Tak. Serce me zadrżało od początku twego opowiadania, matka bowiem, którą to spotkanie uczyni tak szczęśliwą, tysiąc razy powtarzała mi o niedolach rodziny. I nam niebo nie dało zginąć w opłakanym rozbiciu; jednak, ocalając nam życie, uczyniło to kosztem wolności: nas bowiem, matkę i mnie, schwytali korsarze, gdyśmy się ratowały na szczątkach okrętu. Po dziesięciu latach niewoli szczęśliwy przypadek wrócił nam swobodę; pośpieszyłyśmy do Neapolu, gdzie dowiedziałyśmy się, iż całe nasze mienie sprzedano, lecz nie mogłyśmy uzyskać żadnej wiadomości o ojcu. Udałyśmy się do Genui, gdzie matkę czekały resztki spadku, rozszarpanego w czas naszej nieobecności; stamtąd zaś, uchodząc przed barbarzyńską srogością krewnych, przybyła wraz ze mną tutaj, aby pędzić życie pełne żałości i niedostatku.

ANZELM

O nieba, niezbadane wyroki wasze! Jakiż to dowód, że w waszym ręku spoczywa zawsze moc czynienia cudów! Uściskajcie mnie, dzieci; chodźcie zjednoczyć wasze uniesienia ze łzami radości szczęśliwego ojca!

WALERY

Ty, ojcem naszym?

MARIANNA

Ciebież to matka opłakiwała tak długo?

ANZELM

Tak, córko; tak, synu; jam jest don Tomasz d'Alburci, którego niebo ocaliło z odmętów wraz z całym mieniem, jakie wiózł z sobą, i który, przez lat przeszło szesnaście, utwierdziwszy się w przekonaniu o waszej śmierci, po długich wędrówkach, pragnął zaznać w związkach z dobrą i zacną istotą pociechy przy nowym ognisku rodzinnym.
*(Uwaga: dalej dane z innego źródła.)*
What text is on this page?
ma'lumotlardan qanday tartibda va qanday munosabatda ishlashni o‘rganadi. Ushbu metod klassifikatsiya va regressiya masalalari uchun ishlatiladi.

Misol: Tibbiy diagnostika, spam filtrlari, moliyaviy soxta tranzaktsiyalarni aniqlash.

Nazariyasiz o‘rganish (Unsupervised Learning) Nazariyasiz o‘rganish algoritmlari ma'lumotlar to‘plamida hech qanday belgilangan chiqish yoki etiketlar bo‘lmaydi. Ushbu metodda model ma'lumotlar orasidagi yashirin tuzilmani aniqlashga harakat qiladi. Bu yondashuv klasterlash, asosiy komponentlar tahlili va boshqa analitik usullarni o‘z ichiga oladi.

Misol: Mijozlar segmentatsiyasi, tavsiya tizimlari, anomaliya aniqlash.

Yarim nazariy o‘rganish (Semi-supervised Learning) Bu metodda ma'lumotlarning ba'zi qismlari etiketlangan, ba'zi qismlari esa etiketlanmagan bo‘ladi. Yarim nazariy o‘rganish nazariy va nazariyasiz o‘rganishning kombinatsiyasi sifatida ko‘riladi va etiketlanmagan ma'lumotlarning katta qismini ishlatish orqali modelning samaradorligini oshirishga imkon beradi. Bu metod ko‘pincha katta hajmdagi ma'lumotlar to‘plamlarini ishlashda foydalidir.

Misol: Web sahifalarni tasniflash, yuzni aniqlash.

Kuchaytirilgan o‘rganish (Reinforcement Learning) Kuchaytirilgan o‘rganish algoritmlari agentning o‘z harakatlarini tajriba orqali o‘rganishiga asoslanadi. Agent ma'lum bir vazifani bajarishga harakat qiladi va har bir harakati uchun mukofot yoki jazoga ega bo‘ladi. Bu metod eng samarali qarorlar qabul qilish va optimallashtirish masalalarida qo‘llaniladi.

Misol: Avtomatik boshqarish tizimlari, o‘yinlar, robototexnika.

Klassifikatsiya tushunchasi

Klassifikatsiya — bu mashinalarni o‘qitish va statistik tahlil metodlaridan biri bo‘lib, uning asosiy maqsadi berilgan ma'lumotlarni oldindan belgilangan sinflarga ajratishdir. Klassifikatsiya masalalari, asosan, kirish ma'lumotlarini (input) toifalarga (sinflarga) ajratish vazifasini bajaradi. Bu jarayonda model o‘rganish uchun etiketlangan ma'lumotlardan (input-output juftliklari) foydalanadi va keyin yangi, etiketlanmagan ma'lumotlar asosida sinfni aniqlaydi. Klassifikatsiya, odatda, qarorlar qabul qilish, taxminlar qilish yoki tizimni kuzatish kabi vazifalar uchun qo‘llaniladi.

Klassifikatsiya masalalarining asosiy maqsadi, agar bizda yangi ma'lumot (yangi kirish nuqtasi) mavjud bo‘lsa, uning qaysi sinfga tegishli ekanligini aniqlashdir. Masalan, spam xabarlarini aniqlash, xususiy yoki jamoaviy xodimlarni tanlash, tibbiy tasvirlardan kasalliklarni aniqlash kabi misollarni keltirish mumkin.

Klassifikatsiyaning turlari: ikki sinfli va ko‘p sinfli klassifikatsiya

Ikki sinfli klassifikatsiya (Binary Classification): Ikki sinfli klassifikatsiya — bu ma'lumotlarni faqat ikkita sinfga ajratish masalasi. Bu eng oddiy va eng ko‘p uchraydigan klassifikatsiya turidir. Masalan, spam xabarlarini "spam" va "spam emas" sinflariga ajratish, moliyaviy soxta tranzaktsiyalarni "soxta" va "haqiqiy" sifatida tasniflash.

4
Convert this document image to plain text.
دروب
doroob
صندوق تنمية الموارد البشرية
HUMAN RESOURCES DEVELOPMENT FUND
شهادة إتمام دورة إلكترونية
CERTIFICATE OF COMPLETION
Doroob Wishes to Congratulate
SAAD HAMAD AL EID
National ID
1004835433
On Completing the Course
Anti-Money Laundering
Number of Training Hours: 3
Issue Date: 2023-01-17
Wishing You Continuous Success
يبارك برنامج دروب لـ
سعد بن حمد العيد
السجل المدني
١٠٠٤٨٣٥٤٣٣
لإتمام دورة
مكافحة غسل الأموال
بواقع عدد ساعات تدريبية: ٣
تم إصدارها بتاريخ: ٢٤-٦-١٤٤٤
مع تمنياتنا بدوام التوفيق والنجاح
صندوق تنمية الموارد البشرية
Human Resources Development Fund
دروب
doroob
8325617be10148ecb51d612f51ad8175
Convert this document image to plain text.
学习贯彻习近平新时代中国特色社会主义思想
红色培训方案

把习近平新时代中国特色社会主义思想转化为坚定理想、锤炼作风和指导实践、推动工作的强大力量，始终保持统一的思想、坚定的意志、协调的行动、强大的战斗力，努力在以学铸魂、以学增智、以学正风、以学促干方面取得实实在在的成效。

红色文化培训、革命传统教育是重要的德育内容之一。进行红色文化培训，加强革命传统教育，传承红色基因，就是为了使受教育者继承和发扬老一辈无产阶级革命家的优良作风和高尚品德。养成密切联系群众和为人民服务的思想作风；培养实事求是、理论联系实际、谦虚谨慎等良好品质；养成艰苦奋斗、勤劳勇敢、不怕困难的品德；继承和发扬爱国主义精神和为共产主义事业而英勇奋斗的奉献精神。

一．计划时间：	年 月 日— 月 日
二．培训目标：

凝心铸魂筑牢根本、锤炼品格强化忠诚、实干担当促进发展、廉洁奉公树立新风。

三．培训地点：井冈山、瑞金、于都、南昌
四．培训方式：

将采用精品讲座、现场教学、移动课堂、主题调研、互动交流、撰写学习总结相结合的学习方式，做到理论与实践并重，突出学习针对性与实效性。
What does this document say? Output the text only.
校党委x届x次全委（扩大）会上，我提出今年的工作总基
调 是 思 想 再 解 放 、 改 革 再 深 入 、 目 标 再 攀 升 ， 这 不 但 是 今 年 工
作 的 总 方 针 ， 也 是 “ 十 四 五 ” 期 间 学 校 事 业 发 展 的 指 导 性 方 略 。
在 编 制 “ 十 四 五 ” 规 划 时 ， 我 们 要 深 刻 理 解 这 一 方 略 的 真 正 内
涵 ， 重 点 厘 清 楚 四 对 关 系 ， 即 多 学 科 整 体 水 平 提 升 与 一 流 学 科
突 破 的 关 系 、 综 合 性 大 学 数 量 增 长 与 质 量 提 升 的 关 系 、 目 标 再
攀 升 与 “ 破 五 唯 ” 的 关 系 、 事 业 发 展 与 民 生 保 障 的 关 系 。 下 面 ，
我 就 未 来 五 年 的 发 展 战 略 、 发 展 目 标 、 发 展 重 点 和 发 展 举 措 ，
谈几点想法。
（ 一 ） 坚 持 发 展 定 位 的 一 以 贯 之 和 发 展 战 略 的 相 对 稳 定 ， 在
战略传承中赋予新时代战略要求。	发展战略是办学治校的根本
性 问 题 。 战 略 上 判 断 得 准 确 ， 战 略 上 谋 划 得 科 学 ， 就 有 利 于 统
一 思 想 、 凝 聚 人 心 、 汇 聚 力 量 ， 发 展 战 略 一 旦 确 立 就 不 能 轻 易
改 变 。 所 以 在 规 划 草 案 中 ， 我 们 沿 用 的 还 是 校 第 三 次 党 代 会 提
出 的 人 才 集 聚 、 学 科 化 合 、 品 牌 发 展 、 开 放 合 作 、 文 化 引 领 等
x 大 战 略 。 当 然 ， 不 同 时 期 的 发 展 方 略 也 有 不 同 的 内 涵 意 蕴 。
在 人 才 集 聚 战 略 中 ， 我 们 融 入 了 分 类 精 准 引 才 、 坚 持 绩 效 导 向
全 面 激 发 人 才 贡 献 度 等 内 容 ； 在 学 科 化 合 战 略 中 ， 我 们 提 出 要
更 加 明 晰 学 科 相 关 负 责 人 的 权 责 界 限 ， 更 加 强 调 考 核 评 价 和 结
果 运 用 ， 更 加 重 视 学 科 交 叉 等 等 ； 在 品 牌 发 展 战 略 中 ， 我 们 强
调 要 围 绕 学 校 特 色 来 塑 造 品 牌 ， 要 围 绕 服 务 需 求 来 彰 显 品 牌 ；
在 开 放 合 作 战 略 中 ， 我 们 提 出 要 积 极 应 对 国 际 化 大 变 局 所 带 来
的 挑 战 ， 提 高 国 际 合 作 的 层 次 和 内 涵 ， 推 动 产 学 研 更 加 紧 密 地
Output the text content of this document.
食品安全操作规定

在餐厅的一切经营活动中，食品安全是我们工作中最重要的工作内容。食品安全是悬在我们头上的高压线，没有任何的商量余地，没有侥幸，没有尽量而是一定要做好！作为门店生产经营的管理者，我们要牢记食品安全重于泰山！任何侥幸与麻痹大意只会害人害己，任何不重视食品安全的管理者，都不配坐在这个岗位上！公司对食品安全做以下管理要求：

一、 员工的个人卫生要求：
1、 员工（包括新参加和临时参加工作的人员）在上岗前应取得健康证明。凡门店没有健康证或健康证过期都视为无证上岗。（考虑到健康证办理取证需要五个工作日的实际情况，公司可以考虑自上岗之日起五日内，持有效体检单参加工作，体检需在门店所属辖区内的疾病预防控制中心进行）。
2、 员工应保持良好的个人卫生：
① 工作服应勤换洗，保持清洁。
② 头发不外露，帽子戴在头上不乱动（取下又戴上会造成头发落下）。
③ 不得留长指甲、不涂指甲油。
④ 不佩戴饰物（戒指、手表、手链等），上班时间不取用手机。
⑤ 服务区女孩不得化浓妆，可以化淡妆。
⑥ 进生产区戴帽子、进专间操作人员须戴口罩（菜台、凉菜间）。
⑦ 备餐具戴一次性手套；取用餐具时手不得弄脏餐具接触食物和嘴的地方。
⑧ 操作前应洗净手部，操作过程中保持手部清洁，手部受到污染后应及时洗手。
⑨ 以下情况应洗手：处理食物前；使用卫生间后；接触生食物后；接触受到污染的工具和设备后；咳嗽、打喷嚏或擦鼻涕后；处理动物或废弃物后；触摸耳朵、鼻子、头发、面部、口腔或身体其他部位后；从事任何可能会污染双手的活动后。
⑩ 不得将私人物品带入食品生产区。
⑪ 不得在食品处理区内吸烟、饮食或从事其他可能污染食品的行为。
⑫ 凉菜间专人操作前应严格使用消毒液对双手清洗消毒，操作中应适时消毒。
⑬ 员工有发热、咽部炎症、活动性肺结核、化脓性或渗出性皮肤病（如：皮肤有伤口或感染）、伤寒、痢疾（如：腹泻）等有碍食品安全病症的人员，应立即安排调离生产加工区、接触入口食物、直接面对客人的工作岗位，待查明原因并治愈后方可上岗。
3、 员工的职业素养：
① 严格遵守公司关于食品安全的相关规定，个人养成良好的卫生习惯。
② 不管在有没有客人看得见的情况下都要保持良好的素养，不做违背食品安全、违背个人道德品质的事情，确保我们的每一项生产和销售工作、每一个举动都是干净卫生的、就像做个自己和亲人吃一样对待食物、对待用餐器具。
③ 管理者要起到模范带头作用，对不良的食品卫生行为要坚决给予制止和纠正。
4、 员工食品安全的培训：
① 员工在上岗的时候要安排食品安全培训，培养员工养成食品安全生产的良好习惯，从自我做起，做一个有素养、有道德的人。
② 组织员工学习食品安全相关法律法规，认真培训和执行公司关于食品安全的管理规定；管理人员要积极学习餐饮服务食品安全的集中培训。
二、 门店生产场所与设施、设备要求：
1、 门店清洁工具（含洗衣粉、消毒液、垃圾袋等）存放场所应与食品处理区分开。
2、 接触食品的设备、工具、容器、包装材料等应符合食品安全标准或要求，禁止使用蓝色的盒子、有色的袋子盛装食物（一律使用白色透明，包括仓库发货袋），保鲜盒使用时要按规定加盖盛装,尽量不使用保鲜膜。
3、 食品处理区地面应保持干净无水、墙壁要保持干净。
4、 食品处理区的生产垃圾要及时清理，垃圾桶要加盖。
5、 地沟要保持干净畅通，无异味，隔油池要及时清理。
Niebezpieczeństwo, jakim mi zagrażał powrót do Neapolu, kazało mi wyrzec się na zawsze zamiaru oglądania ojczyzny; znalazłszy tedy sposób sprzedania tego, com posiadał, osiadłem w tym mieście, gdzie, pod mianem Anzelma, pragnąłem ukryć pamięć nazwiska, które mnie przyprawiło o tyle udręczeń.

HARPAGON

do Anzelma

Więc to syn pański?

ANZELM

Tak.

HARPAGON

Na panu zatem będę poszukiwał skradzionych dziesięciu tysięcy talarów.

ANZELM

On miałby ukraść?

HARPAGON

On sam.

WALERY

Któż to powiedział?

HARPAGON

Jakub.

WALERY

do Jakuba

Ty to mówisz?

JAKUB

Przecie pan widzi, że nic nie mówię.

HARPAGON

Owszem. Oto właśnie komisarz przyjął jego zeznania.

WALERY

Pan mogłeś sądzić, że ja byłbym zdolny do tak haniebnego czynu?

HARPAGON

Zdolny czy niezdolny, chcę widzieć swoje pieniądze.